Need loan modification help to get a lower mortgage payment? There is $75 billion dollars waiting for eligible homeowners, but you must be able to prove you are qualified and can meet the approval guidelines put in place by the Federal government and your lender. An eligible borrower must meet certain debt ratio requirements, do you know how to calculate your ratios and complete your budget correctly?
First off, let's explain what debt ratio is and why it is important to the banks. Debt to income ratio simply means the percentage of your income going out each month for expenses as compared to how much money you earn each month. This is translated into a percentage figure that your lender will review. Every loan modification program has a debt ratio percentage that is acceptable. Most lenders look at 2 ratios-one that is just for your housing expense and one for your overall expenses-including housing. Housing debt ratio for example:
Income = $3500 gross per month House Payment (including property taxes, insurance and homeowners dues) = $1850 Housing debt ratio = 1850 divided by 3500 = 51.4% Your ratio is the way the banks determine if you can afford to maintain the mortgage payment. If your ratio is too low, that can mean that you are not facing a financial hardship situation and do not need a loan modification. If your ratio is too high, then you will be a risk for default in the future. The Federal program implemented by President Obama aims for a 31% modified payment-including taxes, insurance and homeowners dues. This means your new, modified mortgage payment would be reduced so that it now equals just 31% of your gross income. However, if your total debt ratio-including the rest of your bills & expenses-exceeds 52% then you may have to agree to credit counseling.
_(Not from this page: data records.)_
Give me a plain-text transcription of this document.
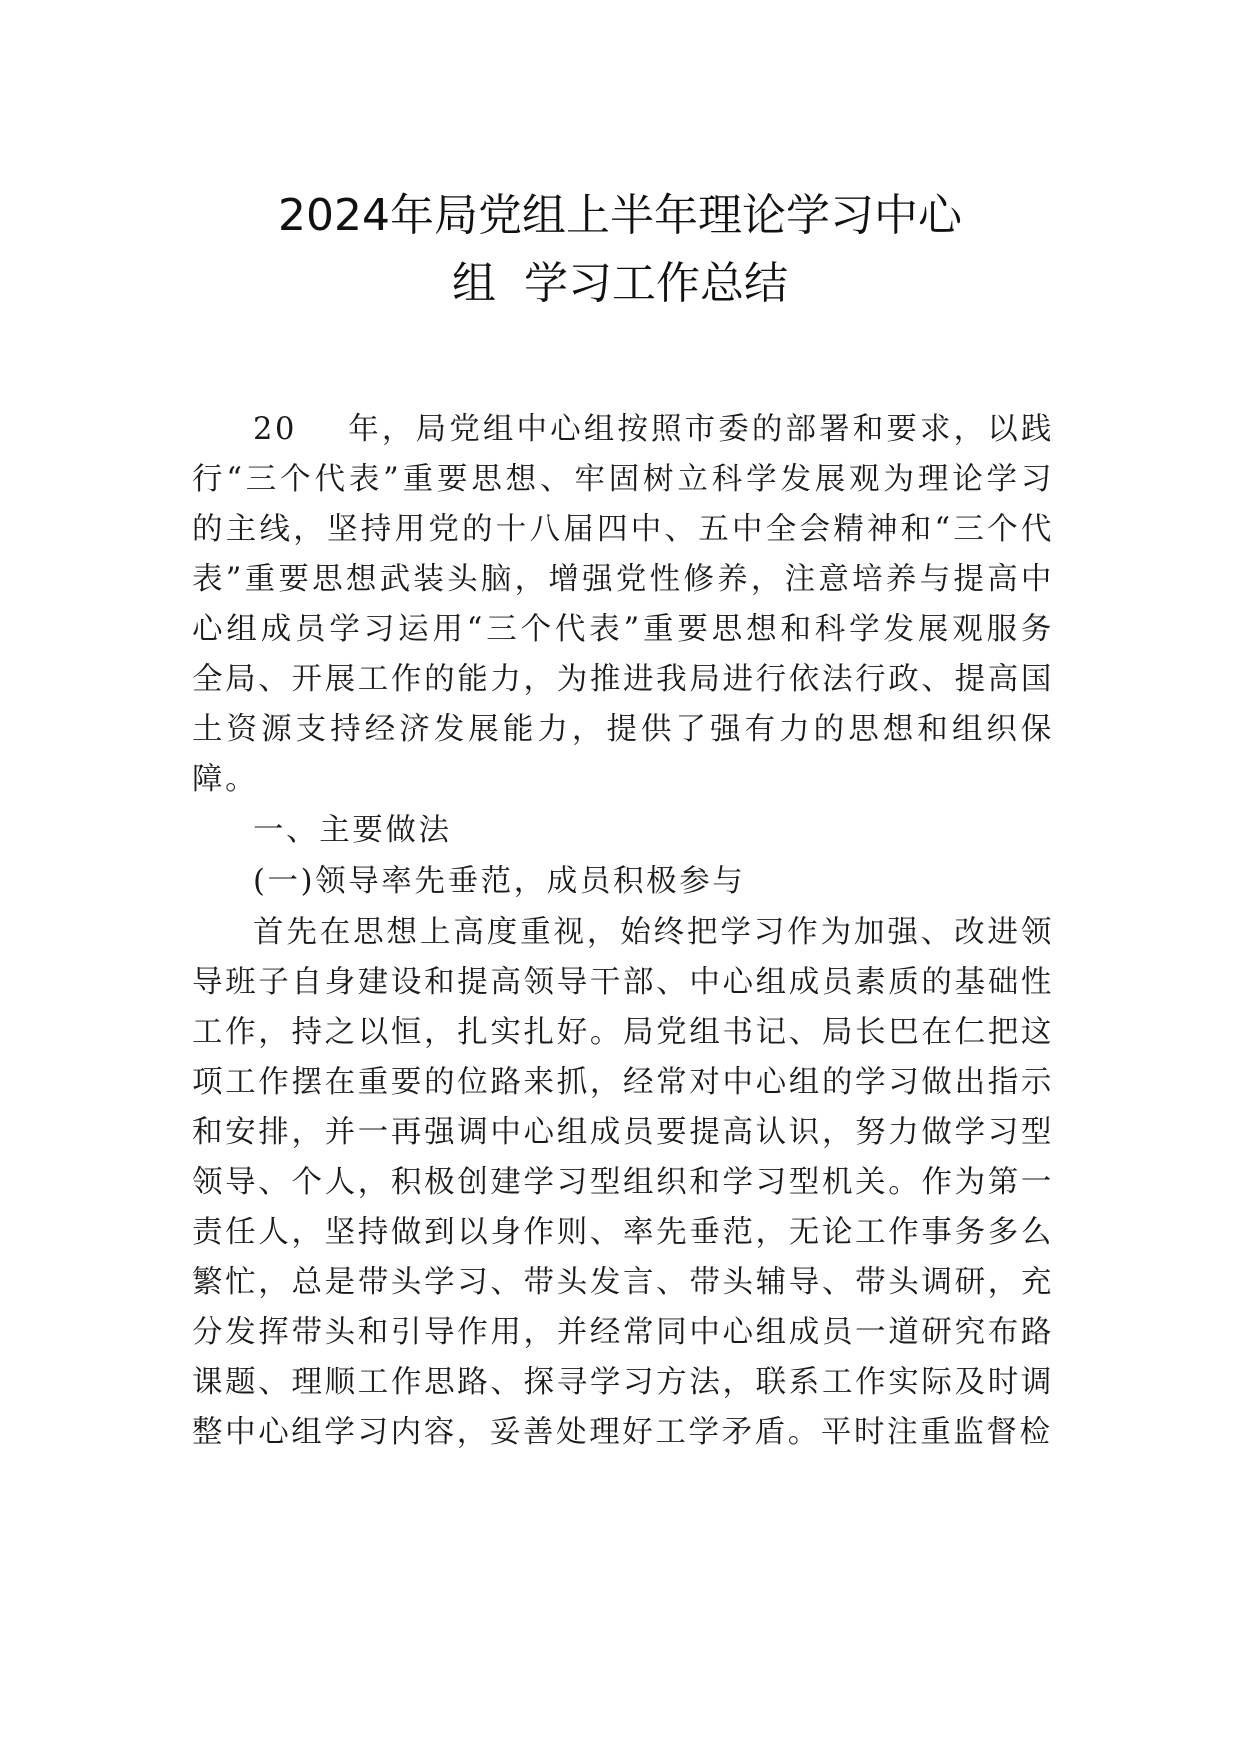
2024年局党组上半年理论学习中心
组  学习工作总结

20    年，局党组中心组按照市委的部署和要求，以践行“三个代表”重要思想、牢固树立科学发展观为理论学习的主线，坚持用党的十八届四中、五中全会精神和“三个代表”重要思想武装头脑，增强党性修养，注意培养与提高中心组成员学习运用“三个代表”重要思想和科学发展观服务全局、开展工作的能力，为推进我局进行依法行政、提高国土资源支持经济发展能力，提供了强有力的思想和组织保障。

一、主要做法

(一)领导率先垂范，成员积极参与

首先在思想上高度重视，始终把学习作为加强、改进领导班子自身建设和提高领导干部、中心组成员素质的基础性工作，持之以恒，扎实扎好。局党组书记、局长巴在仁把这项工作摆在重要的位路来抓，经常对中心组的学习做出指示和安排，并一再强调中心组成员要提高认识，努力做学习型领导、个人，积极创建学习型组织和学习型机关。作为第一责任人，坚持做到以身作则、率先垂范，无论工作事务多么繁忙，总是带头学习、带头发言、带头辅导、带头调研，充分发挥带头和引导作用，并经常同中心组成员一道研究布路课题、理顺工作思路、探寻学习方法，联系工作实际及时调整中心组学习内容，妥善处理好工学矛盾。平时注重监督检
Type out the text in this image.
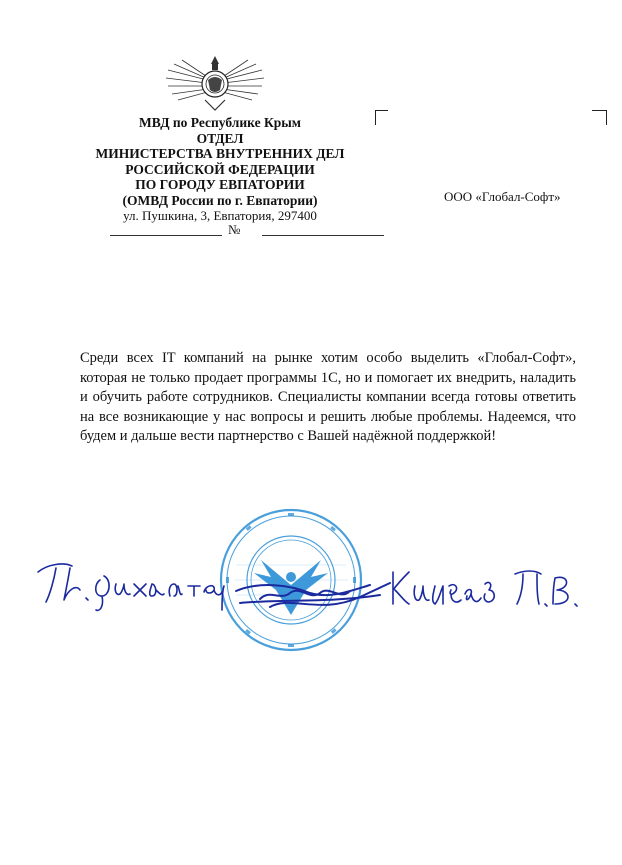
МВД по Республике Крым
ОТДЕЛ
МИНИСТЕРСТВА ВНУТРЕННИХ ДЕЛ
РОССИЙСКОЙ ФЕДЕРАЦИИ
ПО ГОРОДУ ЕВПАТОРИИ
(ОМВД России по г. Евпатории)
ул. Пушкина, 3, Евпатория, 297400
№
ООО «Глобал-Софт»
Среди всех IT компаний на рынке хотим особо выделить «Глобал-Софт», которая не только продает программы 1С, но и помогает их внедрить, наладить и обучить работе сотрудников. Специалисты компании всегда готовы ответить на все возникающие у нас вопросы и решить любые проблемы. Надеемся, что будем и дальше вести партнерство с Вашей надёжной поддержкой!
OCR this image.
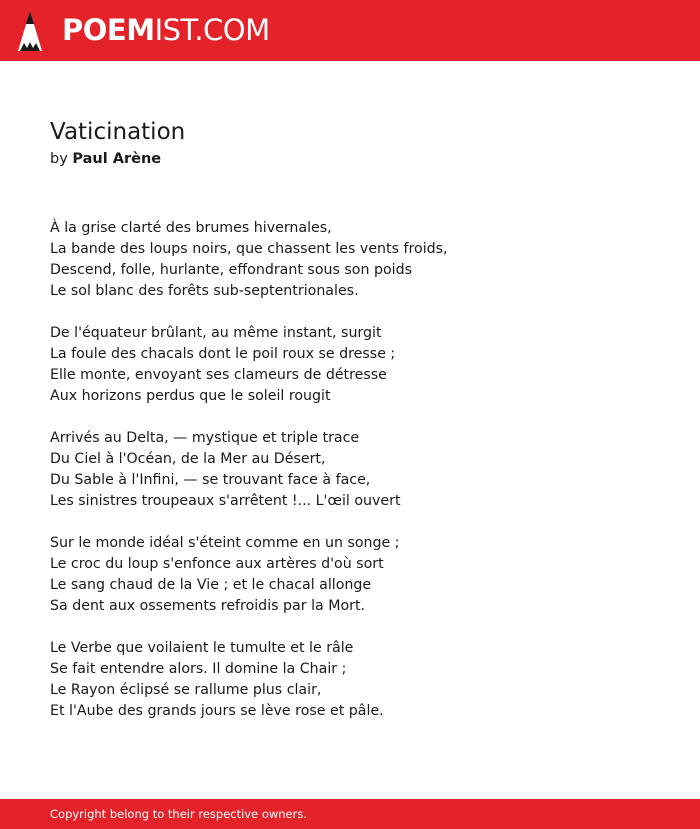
POEMIST.COM
Vaticination
by Paul Arène
À la grise clarté des brumes hivernales,
La bande des loups noirs, que chassent les vents froids,
Descend, folle, hurlante, effondrant sous son poids
Le sol blanc des forêts sub-septentrionales.
De l'équateur brûlant, au même instant, surgit
La foule des chacals dont le poil roux se dresse ;
Elle monte, envoyant ses clameurs de détresse
Aux horizons perdus que le soleil rougit
Arrivés au Delta, — mystique et triple trace
Du Ciel à l'Océan, de la Mer au Désert,
Du Sable à l'Infini, — se trouvant face à face,
Les sinistres troupeaux s'arrêtent !... L'œil ouvert
Sur le monde idéal s'éteint comme en un songe ;
Le croc du loup s'enfonce aux artères d'où sort
Le sang chaud de la Vie ; et le chacal allonge
Sa dent aux ossements refroidis par la Mort.
Le Verbe que voilaient le tumulte et le râle
Se fait entendre alors. Il domine la Chair ;
Le Rayon éclipsé se rallume plus clair,
Et l'Aube des grands jours se lève rose et pâle.
Copyright belong to their respective owners.
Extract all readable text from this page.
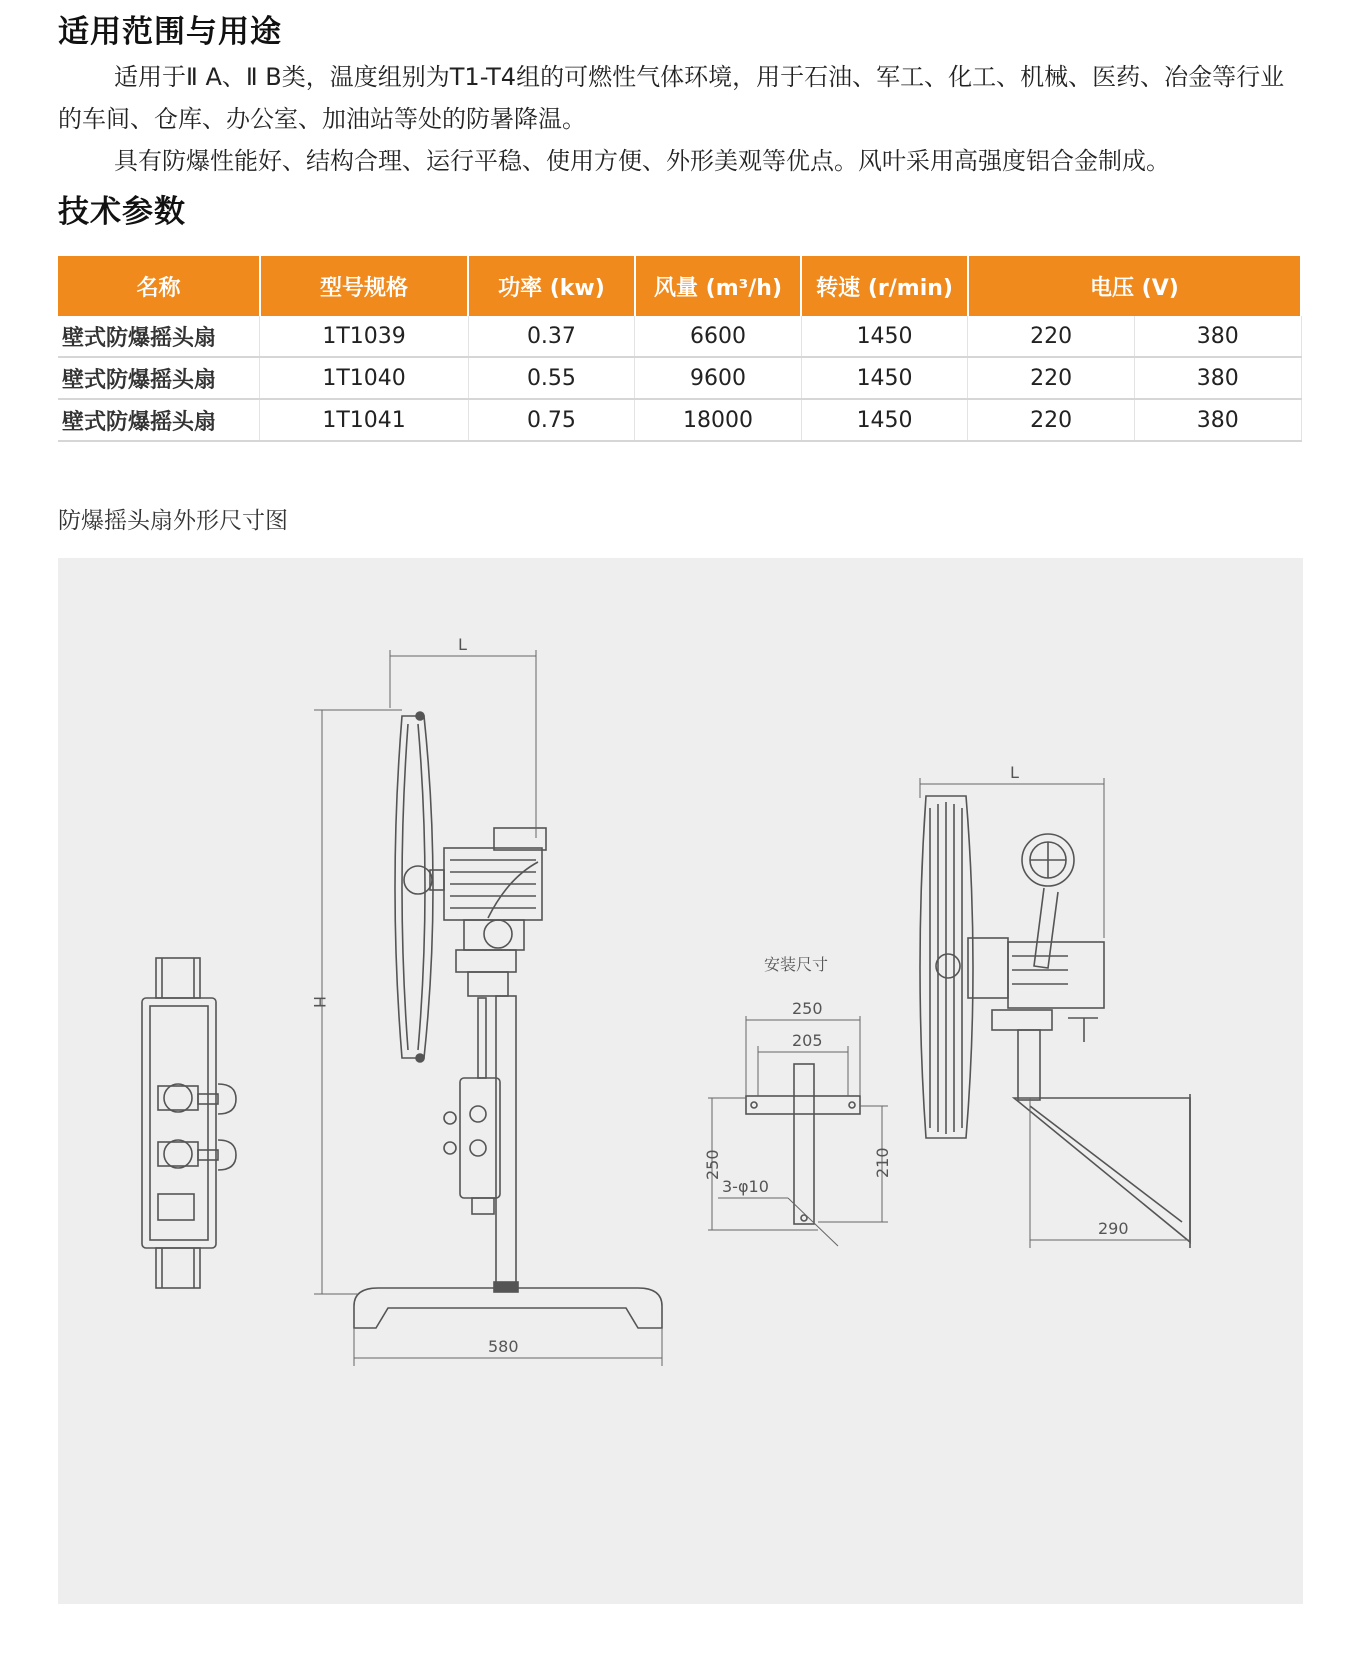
适用范围与用途
适用于Ⅱ A、Ⅱ B类，温度组别为T1-T4组的可燃性气体环境，用于石油、军工、化工、机械、医药、冶金等行业的车间、仓库、办公室、加油站等处的防暑降温。
具有防爆性能好、结构合理、运行平稳、使用方便、外形美观等优点。风叶采用高强度铝合金制成。
技术参数
名称	型号规格	功率 (kw)	风量 (m³/h)	转速 (r/min)	电压 (V)	
壁式防爆摇头扇	1T1039	0.37	6600	1450	220	380
壁式防爆摇头扇	1T1040	0.55	9600	1450	220	380
壁式防爆摇头扇	1T1041	0.75	18000	1450	220	380
防爆摇头扇外形尺寸图
L
H
580
安装尺寸
250
205
250	210
3-φ10
L
290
Most lender guidelines allow for an acceptable range between 38-45% for their proprietary loan modification programs. It is critical to work on your financial statement before you ever call your lender. You may need to make some minor adjustments to your budget in order to fit into the debt ratio requirement and you want to know this ahead of time. Make it easy by using a software program that is designed just for homeowners to help them apply and qualify for the federal loan modification plan, HAMP. All you do is input your own income and expenses and the software calculates it all for you. The debt ratio, new target payment, new interest rate and disposable income are all figured automatically. You can see immediately if you might need to make some adjustments.
When you are able to figure your own ratio and make adjustments to your budget so that you fall within the approval guidelines, you are giving yourself the inside edge you need for quick approval. You only get one chance-make sure you understand how to complete your budget, adjust your expenses and are able to meet the requirements for approval.